Spent a great Monday and Tuesday with my friend and coworker, Steve, on Mount Koya or Koya-san as it is referred to here. So close to Osaka (a few hours South by train), I continue to be inspired by the many beautiful places I've visited in Japan. I won't attempt to recreate many of the other descriptions of that place, which can be found you know where.

We wondered if we would be able to get there, departing for our adventure knowing that a typhoon was fast approaching. I heard some word-of-mouth news from someone in the office that trains from Kyoto had been cancelled. In fact, while we were walking to the train station, it began to sprinkle and the sky was well bruised, indicating more impressive damage would be forthcoming. I had an umbrella and it was raining steadily by the time our train left.

Raining solidly amid gusting winds, we reached our destination and were a short ride from the center of town, where we would negotiate lodgings in a temple. Smoking outside the station and contemplating our plan of action, I quickly realized how ineffective my umbrella would be and decided to purchase a rain poncho to keep my clothes dry.

At the tourist information center, we had no trouble finding a place to stay. There aren't many tourists on Monday, especially when a typhoon is brewing. I expected to have to sleep in some kind of medieval Japanese dungeon or something, but the lodgings were typical for a Japanese inn. After eating some lunch and resting a bit, we decided to take advantage of what appeared to be a pause in the nasty weather.
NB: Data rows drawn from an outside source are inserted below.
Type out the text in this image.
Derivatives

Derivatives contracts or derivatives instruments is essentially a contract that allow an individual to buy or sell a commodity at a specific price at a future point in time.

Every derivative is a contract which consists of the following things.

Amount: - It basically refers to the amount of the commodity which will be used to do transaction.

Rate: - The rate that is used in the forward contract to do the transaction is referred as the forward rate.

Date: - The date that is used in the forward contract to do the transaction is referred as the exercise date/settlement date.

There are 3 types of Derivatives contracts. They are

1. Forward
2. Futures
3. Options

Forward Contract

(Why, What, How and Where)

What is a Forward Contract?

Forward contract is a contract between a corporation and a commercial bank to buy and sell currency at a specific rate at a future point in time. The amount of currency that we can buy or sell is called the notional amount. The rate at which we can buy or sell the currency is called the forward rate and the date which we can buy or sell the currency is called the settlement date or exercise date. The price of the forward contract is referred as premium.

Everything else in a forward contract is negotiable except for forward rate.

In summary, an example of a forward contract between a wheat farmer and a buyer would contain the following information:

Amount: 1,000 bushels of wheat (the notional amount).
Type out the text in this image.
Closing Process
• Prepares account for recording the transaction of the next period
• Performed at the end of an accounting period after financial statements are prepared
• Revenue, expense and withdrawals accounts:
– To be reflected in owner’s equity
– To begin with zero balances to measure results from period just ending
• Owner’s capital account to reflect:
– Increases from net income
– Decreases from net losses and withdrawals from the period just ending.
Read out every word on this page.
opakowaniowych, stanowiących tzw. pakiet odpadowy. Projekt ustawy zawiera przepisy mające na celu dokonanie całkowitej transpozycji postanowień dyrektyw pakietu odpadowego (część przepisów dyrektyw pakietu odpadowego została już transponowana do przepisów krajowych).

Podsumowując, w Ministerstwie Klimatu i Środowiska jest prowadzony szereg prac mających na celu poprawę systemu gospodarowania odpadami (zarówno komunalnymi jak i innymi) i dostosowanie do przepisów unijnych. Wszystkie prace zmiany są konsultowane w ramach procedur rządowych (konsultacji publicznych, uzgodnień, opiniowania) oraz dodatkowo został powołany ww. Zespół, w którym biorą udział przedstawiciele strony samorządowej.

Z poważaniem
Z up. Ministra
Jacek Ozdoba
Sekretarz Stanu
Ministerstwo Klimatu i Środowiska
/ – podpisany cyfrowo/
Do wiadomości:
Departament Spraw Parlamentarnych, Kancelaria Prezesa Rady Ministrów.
Our destination was the famous cemetery and a hike through the surrounding mountains. The gentleman at the entrance of the cemetery suggested that it wouldn't be safe to continue. The storm had increased to a higher pitch than anything I had yet witnessed in Japan, and we paused to reconsider the continuation of our adventure. We had invested too much energy to turn back, and decided to venture forth despite the warnings. We looked at it as a challenge. It was that or go back to our temple and drink beer in our room for the rest of the rainy day, which wasn't too appealing. Aside from that, everything is closed on Mondays, except for the convenience store, which really didn't offer too much in the way of entertainment.

The cemetery was impressive. It was a little intimidating to walk along the deserted stone paths, strewn with the giant fallen limbs of the cedar and pine trees that surrounded the cemetery, but eventually, it seemed that the storm died and we could walk in a slight drizzle without the fear of getting knocked senseless by a falling branch. Perhaps the mountains were protecting us from the wind. Perhaps Buddha was smiling on us.